I swerve around students, barrelling into someone.

"Sylvia?"

"Margot!" I grasp my sister. My arms wrap around her middle. I don't care if I mortify her, hugging her like a maniac in front of everyone. I just want to be free of the school, away from the hateful eyes and the harsh phrases. "Pleasemargotiwannago."

She squeezes me tightly for a second. I blink in shock. My sister never hugs me. I reach for her hand, and even more surprisingly, she allows it. As we walk, I cling to Margot's side like a small child, feeling the protective weight of her arm slung over my back. One two one two. Each step  carries me further away from the school and closer to home.

But I keep my eyes on the pavement. I keep my gaze on my shoes as we reach our house, even as Margot unlocks the door, even as we climb the stairs to my room. I never once shift my eyes from the floor, because I am terrified of what will happen if I look up into my sister's eyes. She will see it on my face, she will see. I can't let her know the truth.

"Sylvia, do you want to tell me what's going on?

I tremble beside Margot on my bed. Hetero. Repro. I can't tell her. The Program. Will Papa and Dad send me there? Will they lock me up, have me hospitalised?

"Sylvia, it's okay."

Tears overflow, once again. Marigot swims distortedly, like I'm peering at her through a kaleidoscope. I just want to tell her. I want to force it out. My lips shake, attempting to form sentences that die before they can leap past my teeth. I try not to let sobs wrack my body. Why is it so hard?

I clutch her neck like a child. Goodbye, Margot. I'll love you even if you hate me.

I exhale sharply into her ear, breathing the words so quietly I can barely make them out myself.

"I'm... I'm... Straight."

My sister gasps. I pull from her embrace. She loathes me. Soon Papa and Dad will know.

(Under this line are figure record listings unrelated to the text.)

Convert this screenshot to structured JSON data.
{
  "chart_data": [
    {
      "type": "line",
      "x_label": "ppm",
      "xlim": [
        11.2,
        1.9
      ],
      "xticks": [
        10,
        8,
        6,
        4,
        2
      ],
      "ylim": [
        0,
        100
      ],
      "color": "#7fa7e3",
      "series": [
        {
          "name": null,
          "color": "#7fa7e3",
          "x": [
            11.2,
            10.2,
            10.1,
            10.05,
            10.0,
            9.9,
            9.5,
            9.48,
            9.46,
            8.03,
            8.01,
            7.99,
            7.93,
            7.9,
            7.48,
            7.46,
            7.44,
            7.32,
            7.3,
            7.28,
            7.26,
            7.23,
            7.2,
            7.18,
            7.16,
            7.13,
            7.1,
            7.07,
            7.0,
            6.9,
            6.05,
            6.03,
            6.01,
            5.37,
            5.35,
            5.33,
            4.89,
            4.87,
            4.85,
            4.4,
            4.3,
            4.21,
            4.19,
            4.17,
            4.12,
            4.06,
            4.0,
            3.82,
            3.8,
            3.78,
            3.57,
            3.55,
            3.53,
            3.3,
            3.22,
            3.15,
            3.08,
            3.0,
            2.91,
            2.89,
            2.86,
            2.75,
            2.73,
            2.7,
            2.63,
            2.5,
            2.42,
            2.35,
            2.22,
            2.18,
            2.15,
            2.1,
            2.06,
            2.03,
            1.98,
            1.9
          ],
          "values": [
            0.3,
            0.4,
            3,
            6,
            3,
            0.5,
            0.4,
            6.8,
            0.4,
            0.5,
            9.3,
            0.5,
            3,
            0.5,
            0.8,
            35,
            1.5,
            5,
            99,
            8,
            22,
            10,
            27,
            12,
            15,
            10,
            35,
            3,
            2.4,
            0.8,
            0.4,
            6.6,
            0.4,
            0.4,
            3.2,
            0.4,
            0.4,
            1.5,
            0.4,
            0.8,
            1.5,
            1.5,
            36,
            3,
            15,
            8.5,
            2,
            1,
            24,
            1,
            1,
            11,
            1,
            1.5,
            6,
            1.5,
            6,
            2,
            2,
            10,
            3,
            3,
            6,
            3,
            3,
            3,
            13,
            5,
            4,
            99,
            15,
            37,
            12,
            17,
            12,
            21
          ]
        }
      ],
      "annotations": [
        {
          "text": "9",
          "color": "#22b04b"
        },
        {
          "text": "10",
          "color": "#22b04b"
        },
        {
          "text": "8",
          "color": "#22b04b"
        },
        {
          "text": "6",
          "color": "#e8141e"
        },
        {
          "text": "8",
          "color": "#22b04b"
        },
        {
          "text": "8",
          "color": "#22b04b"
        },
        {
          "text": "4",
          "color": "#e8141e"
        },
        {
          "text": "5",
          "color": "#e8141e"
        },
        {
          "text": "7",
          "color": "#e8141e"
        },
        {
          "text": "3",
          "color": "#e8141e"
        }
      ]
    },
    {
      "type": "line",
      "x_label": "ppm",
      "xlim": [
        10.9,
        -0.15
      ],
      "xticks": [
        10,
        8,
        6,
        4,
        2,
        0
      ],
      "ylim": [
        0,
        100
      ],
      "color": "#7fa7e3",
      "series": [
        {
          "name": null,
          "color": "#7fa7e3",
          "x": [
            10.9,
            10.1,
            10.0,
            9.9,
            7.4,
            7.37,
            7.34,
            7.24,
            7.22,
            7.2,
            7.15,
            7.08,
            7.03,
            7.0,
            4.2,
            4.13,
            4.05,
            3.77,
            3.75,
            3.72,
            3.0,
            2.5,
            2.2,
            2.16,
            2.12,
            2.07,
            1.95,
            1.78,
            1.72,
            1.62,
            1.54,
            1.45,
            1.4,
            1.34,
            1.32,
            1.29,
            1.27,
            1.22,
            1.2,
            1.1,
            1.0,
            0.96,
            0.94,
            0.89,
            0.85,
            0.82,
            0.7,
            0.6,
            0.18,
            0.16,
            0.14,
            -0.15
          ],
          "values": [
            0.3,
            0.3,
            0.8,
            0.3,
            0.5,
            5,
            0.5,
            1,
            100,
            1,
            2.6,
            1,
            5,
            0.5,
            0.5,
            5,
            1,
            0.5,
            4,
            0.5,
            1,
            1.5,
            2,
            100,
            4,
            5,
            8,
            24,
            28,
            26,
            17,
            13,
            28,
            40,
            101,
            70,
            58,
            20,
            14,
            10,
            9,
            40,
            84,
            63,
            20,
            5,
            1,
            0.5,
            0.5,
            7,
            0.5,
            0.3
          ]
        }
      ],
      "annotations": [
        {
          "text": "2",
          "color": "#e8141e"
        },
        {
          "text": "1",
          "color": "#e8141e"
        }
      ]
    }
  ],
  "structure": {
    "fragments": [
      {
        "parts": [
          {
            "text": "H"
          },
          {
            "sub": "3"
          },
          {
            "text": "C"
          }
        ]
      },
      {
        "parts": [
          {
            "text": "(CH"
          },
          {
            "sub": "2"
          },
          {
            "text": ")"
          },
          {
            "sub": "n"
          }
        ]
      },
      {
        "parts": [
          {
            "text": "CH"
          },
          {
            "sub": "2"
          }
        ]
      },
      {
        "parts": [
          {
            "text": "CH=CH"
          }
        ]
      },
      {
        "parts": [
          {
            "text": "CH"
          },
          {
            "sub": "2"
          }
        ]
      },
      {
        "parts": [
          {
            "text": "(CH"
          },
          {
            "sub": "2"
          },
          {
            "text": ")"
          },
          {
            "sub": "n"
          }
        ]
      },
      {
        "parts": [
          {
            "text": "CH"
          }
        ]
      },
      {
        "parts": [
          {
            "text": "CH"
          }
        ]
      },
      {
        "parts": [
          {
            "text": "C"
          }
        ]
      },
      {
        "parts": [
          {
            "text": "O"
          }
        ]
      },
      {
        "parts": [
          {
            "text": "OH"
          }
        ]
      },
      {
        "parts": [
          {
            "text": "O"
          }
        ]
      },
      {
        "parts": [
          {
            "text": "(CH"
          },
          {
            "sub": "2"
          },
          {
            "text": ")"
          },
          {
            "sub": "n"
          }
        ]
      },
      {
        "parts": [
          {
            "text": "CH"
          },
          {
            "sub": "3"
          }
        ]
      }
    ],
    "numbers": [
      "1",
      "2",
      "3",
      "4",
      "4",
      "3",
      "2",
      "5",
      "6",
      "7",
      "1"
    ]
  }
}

They will hate me, disown me, send me away. I will never see my family again.

We stay in our positions for what seems an eternity: Margot staring at the wall in confusion, me curled on my bed. I expect her to strike me, to run from my room, to shout. But instead, my sister does the unthinkable. After she has recovered, she takes me firmly by the wrist, pulls me upright, and embraces me.

"Oh, Sylvia..."

Margot, my guardian angel. She grips me tightly. My beautiful sister. We sit on the edge of the bed, as rain begins to fall outside, enclasped in the suffocating nature of my secret. We stay like that, holding each other. Grasping a frail moment of hope, a quiet attempt to hold ourselves together.